Il avait pris l’habitude d’enchainer les apprenants, en arguant qu’il s’agit d’une vieille pratique. Une affaire qui confronte traditions et droits de l’enfant, emprise des confréries religieuses et autorité de l'Etat.
L'image d'un garçon, chaînes aux pieds a déclenché un vif débat dans ce pays ultra-majoritairement musulman. Le sort de l'enfant et de ses camarades a envoyé leur maître, mais aussi leurs parents devant le juge. Il a provoqué le saccage d'un tribunal. Il est remonté jusqu'aux guides religieux, avec cette question: laisseront-ils condamner le maître?
Les faits se déroulent à Ndiagne (nord-ouest), une des milliers d'écoles coraniques du Sénégal : « Un petit enfant a été repéré traînant dans la rue le 22 novembre. Le scandale n'aurait pas éclaté et n'aurait pas eu lieu d'être si ceux qui l'ont trouvé n'avaient largement diffusé cette image sur les réseaux sociaux… », disent les nombreux défenseurs du marabout, le maître coranique.
D'autres enfants ont été découverts entravés dans l'école. Le maître, quatre pères et mères ainsi que le forgeron qui a confectionné les chaînes ont été arrêtés. Au cours de leur comparution, ils ont reconnu les faits.
Dans un pays en développement, mais où la pauvreté affecte environ 40% de la population, de nombreux enfants déguenillés errent chaque jour jusque dans le centre de Dakar.
Le maître coranique, Cheikhouna Guèye, a expliqué que : « Les parents demandaient qu'on entrave les enfants, pour les empêcher de fuguer, certains les amenant déjà entravés… ». Des révélations corroborées par les parents, qui ont en sus déclaré qu'ils voulaient juste que leur fils apprenne le Coran.
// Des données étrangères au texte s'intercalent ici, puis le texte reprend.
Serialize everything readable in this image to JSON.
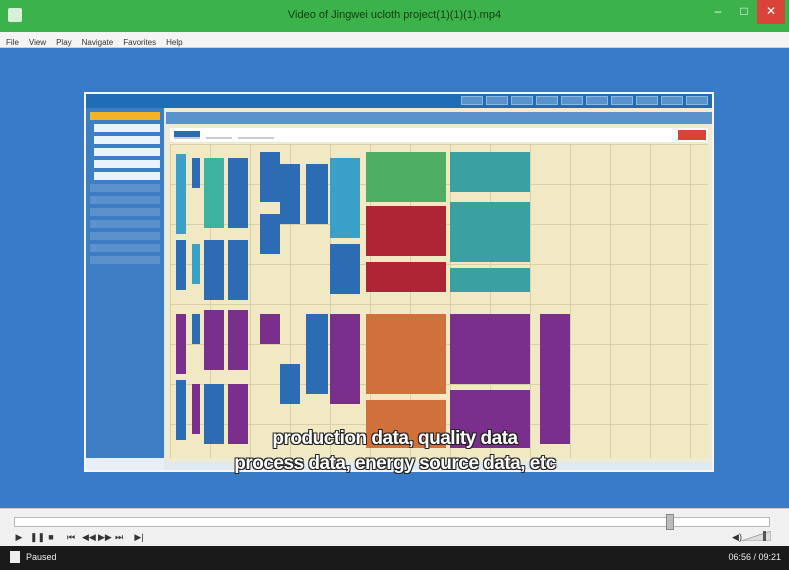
{
  "window": {
    "title": "Video of Jingwei ucloth project(1)(1)(1).mp4",
    "minimize_glyph": "–",
    "maximize_glyph": "□",
    "close_glyph": "✕"
  },
  "menu": {
    "items": [
      {
        "label": "File"
      },
      {
        "label": "View"
      },
      {
        "label": "Play"
      },
      {
        "label": "Navigate"
      },
      {
        "label": "Favorites"
      },
      {
        "label": "Help"
      }
    ]
  },
  "video": {
    "subtitle_line1": "production data, quality data",
    "subtitle_line2": "process data, energy source data, etc",
    "progress_fraction": 0.87
  },
  "controls": {
    "play_glyph": "▶",
    "pause_glyph": "❚❚",
    "stop_glyph": "■",
    "prev_glyph": "⏮",
    "rew_glyph": "◀◀",
    "fwd_glyph": "▶▶",
    "next_glyph": "⏭",
    "step_glyph": "▶|",
    "vol_glyph": "◀)"
  },
  "status": {
    "state": "Paused",
    "time": "06:56 / 09:21"
  },
  "colors": {
    "titlebar": "#3bb34a",
    "close": "#d9433a",
    "desktop": "#3a7bc8"
  }
}
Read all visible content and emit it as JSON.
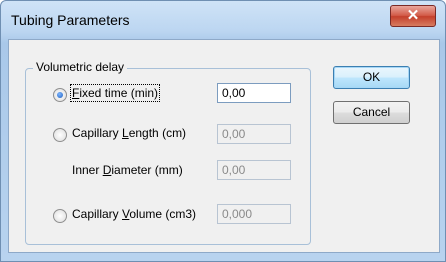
{
  "window": {
    "title": "Tubing Parameters"
  },
  "close_glyph": "✕",
  "group": {
    "legend": "Volumetric delay"
  },
  "options": {
    "fixed_time": {
      "pre": "",
      "underline": "F",
      "post": "ixed time (min)",
      "value": "0,00",
      "checked": true,
      "enabled": true
    },
    "capillary_length": {
      "pre": "Capillary ",
      "underline": "L",
      "post": "ength (cm)",
      "value": "0,00",
      "enabled": false
    },
    "inner_diameter": {
      "pre": "Inner ",
      "underline": "D",
      "post": "iameter (mm)",
      "value": "0,00",
      "enabled": false
    },
    "capillary_volume": {
      "pre": "Capillary ",
      "underline": "V",
      "post": "olume (cm3)",
      "value": "0,000",
      "enabled": false
    }
  },
  "buttons": {
    "ok": "OK",
    "cancel": "Cancel"
  }
}
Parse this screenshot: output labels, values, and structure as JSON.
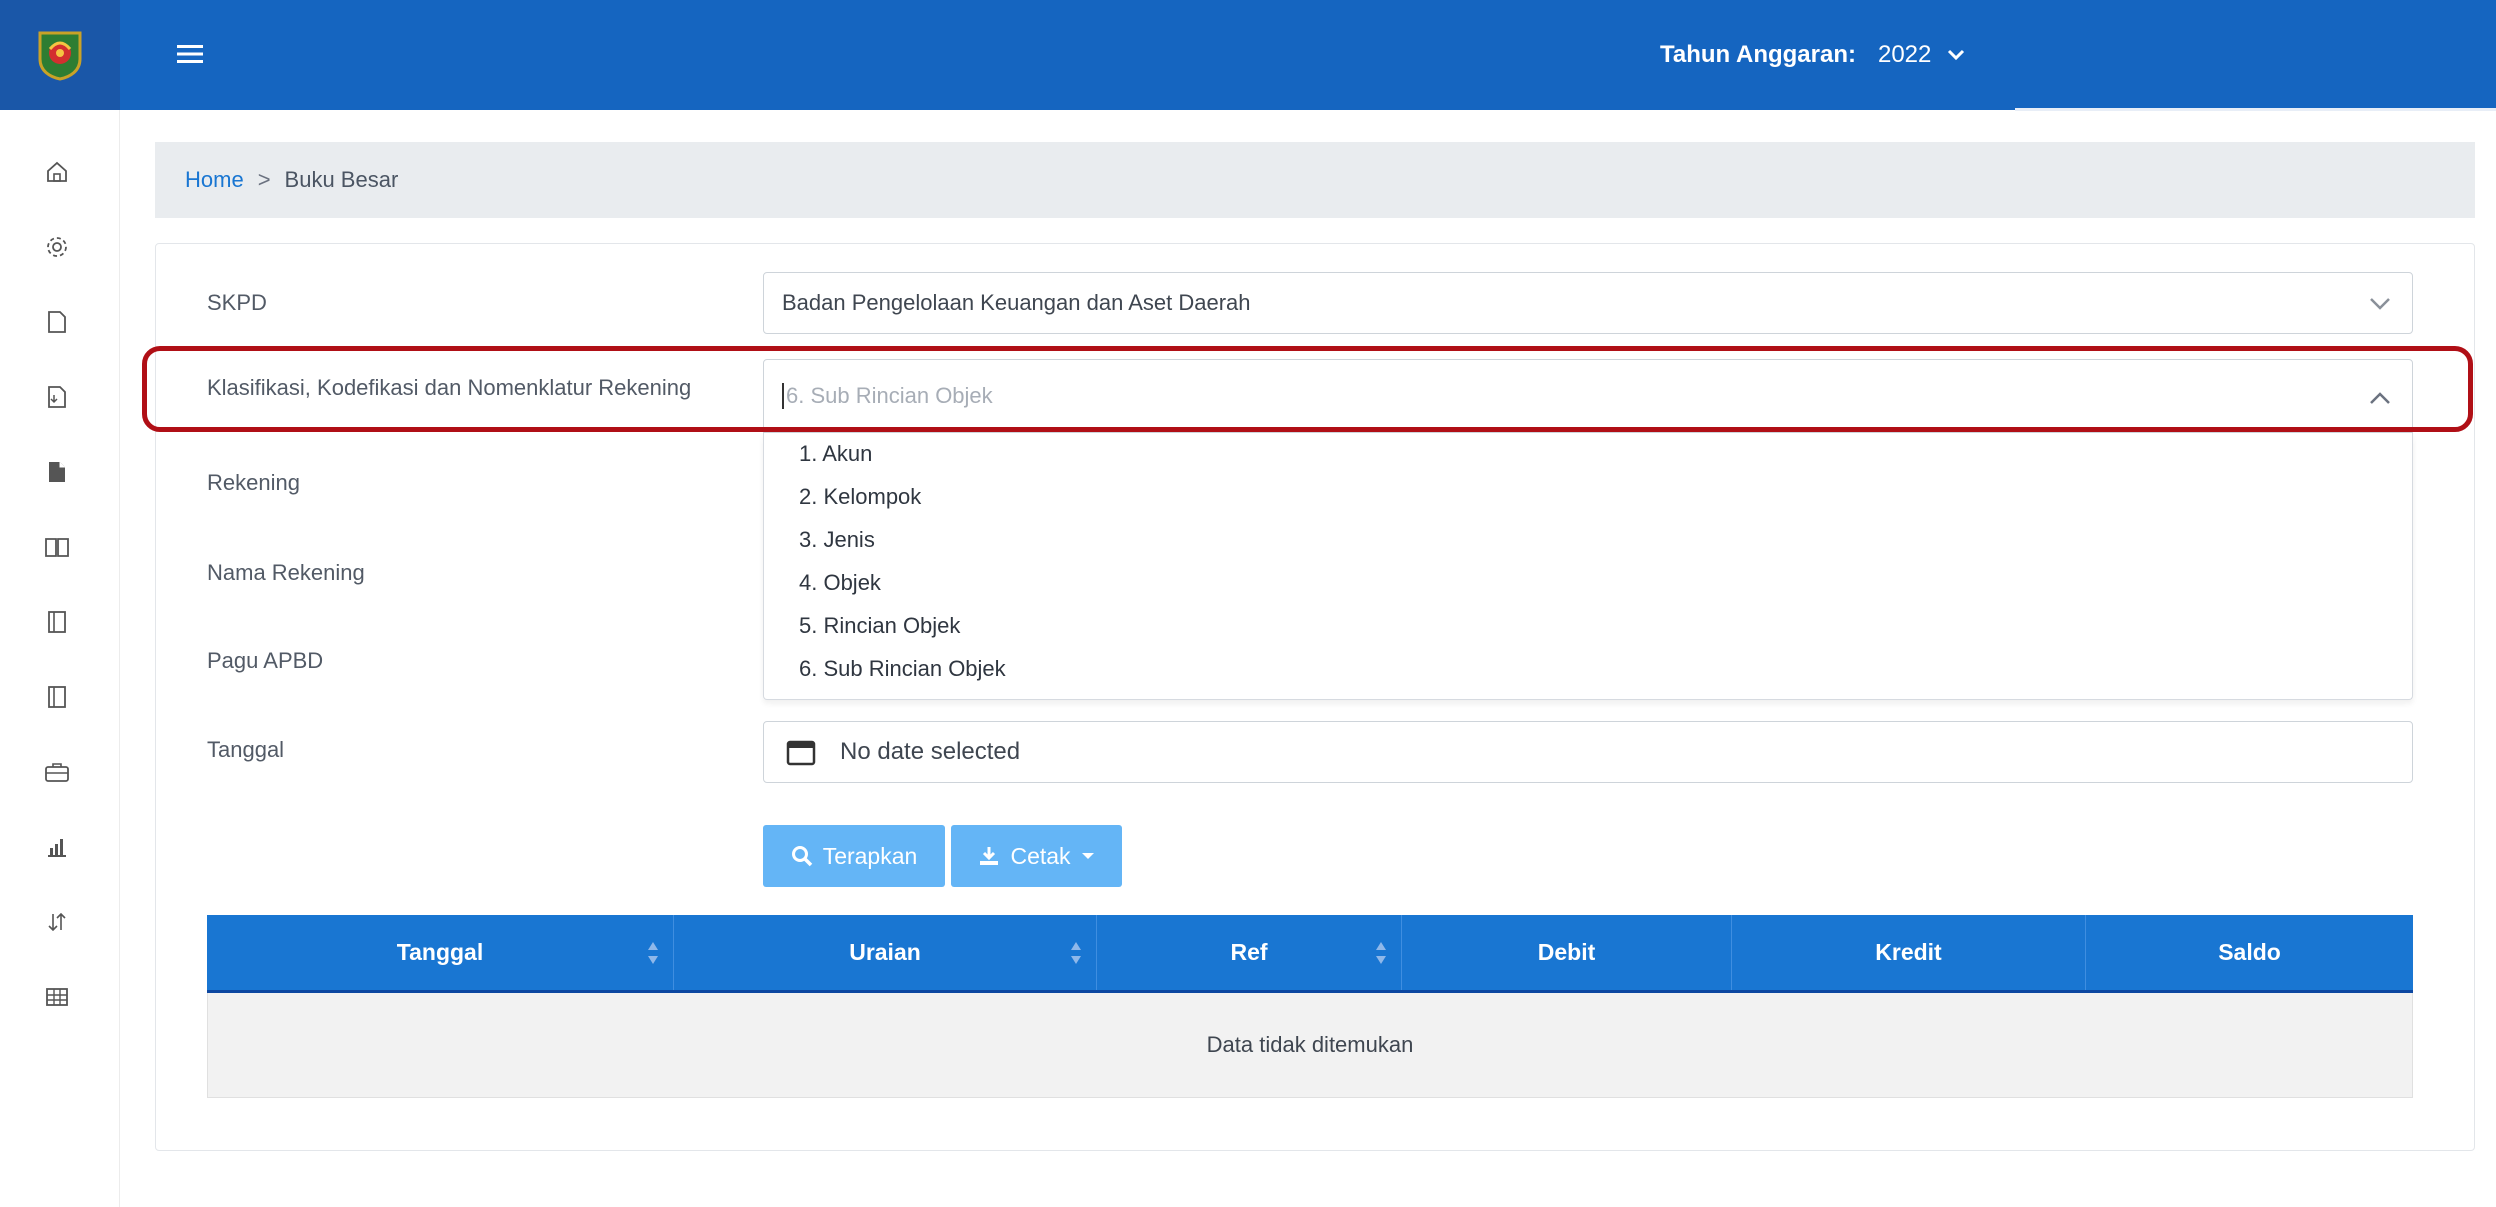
{
  "header": {
    "fiscal_year_label": "Tahun Anggaran:",
    "fiscal_year_value": "2022"
  },
  "sidebar": {
    "icons": [
      "home-icon",
      "gear-icon",
      "file-icon",
      "file-export-icon",
      "file-filled-icon",
      "book-open-icon",
      "notebook-icon",
      "notebook-alt-icon",
      "briefcase-icon",
      "bar-chart-icon",
      "sort-arrows-icon",
      "table-icon"
    ]
  },
  "breadcrumb": {
    "home": "Home",
    "separator": ">",
    "current": "Buku Besar"
  },
  "form": {
    "skpd_label": "SKPD",
    "skpd_value": "Badan Pengelolaan Keuangan dan Aset Daerah",
    "klasifikasi_label": "Klasifikasi, Kodefikasi dan Nomenklatur Rekening",
    "klasifikasi_placeholder": "6. Sub Rincian Objek",
    "klasifikasi_options": [
      "1. Akun",
      "2. Kelompok",
      "3. Jenis",
      "4. Objek",
      "5. Rincian Objek",
      "6. Sub Rincian Objek"
    ],
    "rekening_label": "Rekening",
    "nama_rekening_label": "Nama Rekening",
    "pagu_label": "Pagu APBD",
    "tanggal_label": "Tanggal",
    "tanggal_placeholder": "No date selected"
  },
  "buttons": {
    "apply": "Terapkan",
    "print": "Cetak"
  },
  "table": {
    "columns": [
      "Tanggal",
      "Uraian",
      "Ref",
      "Debit",
      "Kredit",
      "Saldo"
    ],
    "empty_message": "Data tidak ditemukan"
  },
  "colors": {
    "navbar": "#1565c0",
    "accent": "#1976d2",
    "button": "#64b5f6",
    "highlight": "#b00f16"
  }
}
Tous ont dit qu'ils n'auraient pas agi de la sorte s'ils avaient su que c'était interdit. Le père d'un des enfants, Mor Loum, a dit à l'audience qu' « il était paysan et que son fils avait fugué dix fois. Quand il disparaît, j'arrête mon travail pour me mettre à sa recherche», a-t-il dit selon la presse.
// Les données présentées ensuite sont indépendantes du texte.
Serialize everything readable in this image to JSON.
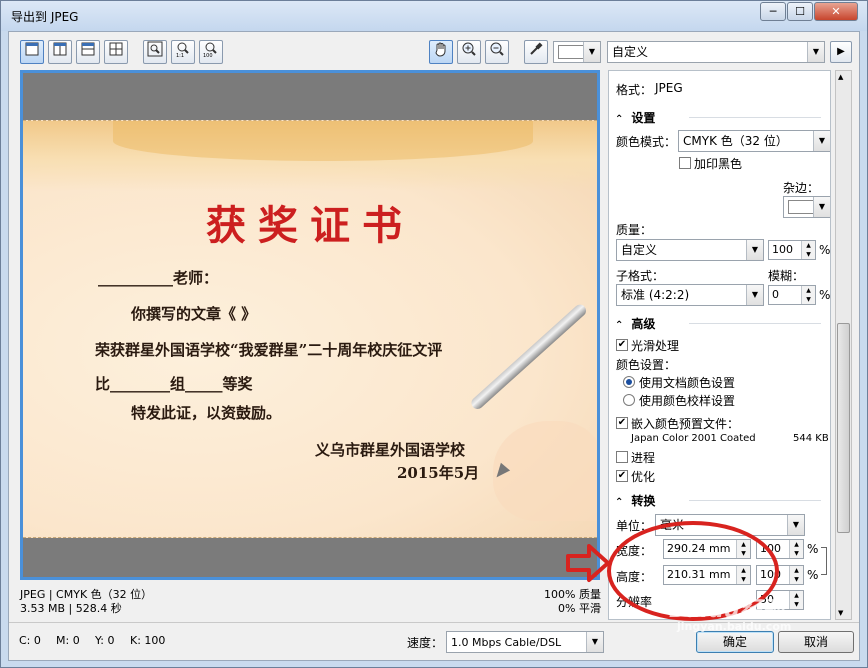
{
  "window": {
    "title": "导出到 JPEG",
    "min_glyph": "─",
    "max_glyph": "☐",
    "close_glyph": "✕"
  },
  "toolbar": {
    "view_buttons": [
      "single-view-icon",
      "split-vertical-icon",
      "split-horizontal-icon",
      "quad-view-icon"
    ],
    "zoom_buttons": [
      "zoom-fit-icon",
      "zoom-1to1-icon",
      "zoom-100-icon"
    ],
    "tools": [
      "hand-icon",
      "zoom-in-icon",
      "zoom-out-icon",
      "eyedropper-icon"
    ],
    "color_swatch": "#ffffff",
    "preset": "自定义",
    "preset_next_glyph": "▶"
  },
  "preview": {
    "certificate": {
      "title": "获奖证书",
      "lines": [
        "__________老师：",
        "你撰写的文章《                                                》",
        "荣获群星外国语学校“我爱群星”二十周年校庆征文评",
        "比________组_____等奖",
        "特发此证，以资鼓励。",
        "义乌市群星外国语学校",
        "2015年5月"
      ]
    },
    "info_left": [
      "JPEG  |  CMYK 色（32 位）",
      "3.53 MB  |  528.4 秒"
    ],
    "info_right": [
      "100% 质量",
      "0% 平滑"
    ]
  },
  "panel": {
    "format_label": "格式：",
    "format_value": "JPEG",
    "sections": {
      "settings": "设置",
      "advanced": "高级",
      "transform": "转换"
    },
    "color_mode_label": "颜色模式：",
    "color_mode_value": "CMYK 色（32 位）",
    "overprint_black": "加印黑色",
    "matte_label": "杂边：",
    "quality_label": "质量：",
    "quality_value": "自定义",
    "quality_percent": "100",
    "subformat_label": "子格式：",
    "subformat_value": "标准 (4:2:2)",
    "blur_label": "模糊：",
    "blur_value": "0",
    "percent_sign": "%",
    "antialias": "光滑处理",
    "color_settings_label": "颜色设置：",
    "use_doc_color": "使用文档颜色设置",
    "use_proof_color": "使用颜色校样设置",
    "embed_profile": "嵌入颜色预置文件：",
    "profile_name": "Japan Color 2001 Coated",
    "profile_size": "544 KB",
    "progressive": "进程",
    "optimize": "优化",
    "unit_label": "单位：",
    "unit_value": "毫米",
    "width_label": "宽度：",
    "width_value": "290.24 mm",
    "width_percent": "100",
    "height_label": "高度：",
    "height_value": "210.31 mm",
    "height_percent": "100",
    "resolution_label": "分辨率",
    "resolution_value": "50"
  },
  "statusbar": {
    "c": "C: 0",
    "m": "M: 0",
    "y": "Y: 0",
    "k": "K: 100",
    "speed_label": "速度：",
    "speed_value": "1.0 Mbps Cable/DSL",
    "ok": "确定",
    "cancel": "取消"
  },
  "watermark": {
    "logo_text": "Baidu经验",
    "url": "jingyan.baidu.com"
  },
  "colors": {
    "accent_blue": "#4a90d9",
    "annotation_red": "#d8231f",
    "cert_red": "#cc1f1f"
  }
}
Le parquet a requis deux ans de prison, dont deux mois ferme, contre Cheikhouna Guèye. Le jugement sera rendu mercredi prochain. Mais quand les dizaines de proches, fidèles et autres maîtres coraniques venus soutenir Cheikhouna Guèye ont appris que la justice refusait de relâcher les prévenus avant cette date, ils ont passé leur colère sur les portes et les meubles du tribunal.
« C'est un bon maître coranique qui est mis en cause. Il dispense un enseignement de qualité et dans des conditions décentes, comme les autres maîtres, les dérapages sont à mon sens, des cas isolés, imputables à la méconnaissance de la loi. Enchaîner les enfants ne signifie pas les maltraiter… »
a dit Moustapha Lô, président de la Fédération des écoles coraniques, qui compte plus de 22000 daaras dans le pays.
Ces maîtres, «on veut les humilier», a dit Abdou Samathe Mbacké. Ce dernier dirigeait une forte délégation de maîtres coraniques qui est allée prendre les instructions du calife général des mourides, Serigne Mountakha Mbacké.
Les mourides sont une des quatre principales confréries musulmanes du pays. Elles jouent un rôle prépondérant dans la vie des Sénégalais. Les chefs de ces confréries sont des figures éminemment respectées, très écoutées aussi des politiques.
Enchaîner les enfants est une «vieille pratique», a dit le chef de la délégation au leader spirituel des mourides. Il dénonce une campagne menée par des organisations étrangères de défense des droits humains.
Le calife a préconisé d'attendre le jugement. Des propos diversement rapportés par les médias comme temporisateurs ou menaçants pour la justice et l'Etat. Le dossier, évoqué au parlement vendredi, est délicat pour le gouvernement.
« L'Etat doit prendre ses responsabilités. Aucune morale, aucune philosophie, aucune loi n'accepte qu'on enchaîne des enfants. Mais on a un Etat qui se cache. L'Etat a peur», a dit à l'AFP, le sociologue Mamadou Wane.
Human Rights Watch avait déjà dénoncé le fait que «plus de 100 000 enfants seraient forcés de mendier chaque jour par leur maître coranique, sous peine de brimades physiques ou psychologiques». Beaucoup de ces élèves, ou talibés, sont victimes d'abus sévères et de négligences qui ont entraîné la mort d'une quinzaine d'entre eux ces deux dernières années, selon l'ONG. Tout cela dans une grande indifférence. Mais, cette fois, les langues se sont déliées, pour accabler ou défendre le marabout et la coutume.
Le président Macky Sall a rendu visite au calife des mourides au lendemain du procès.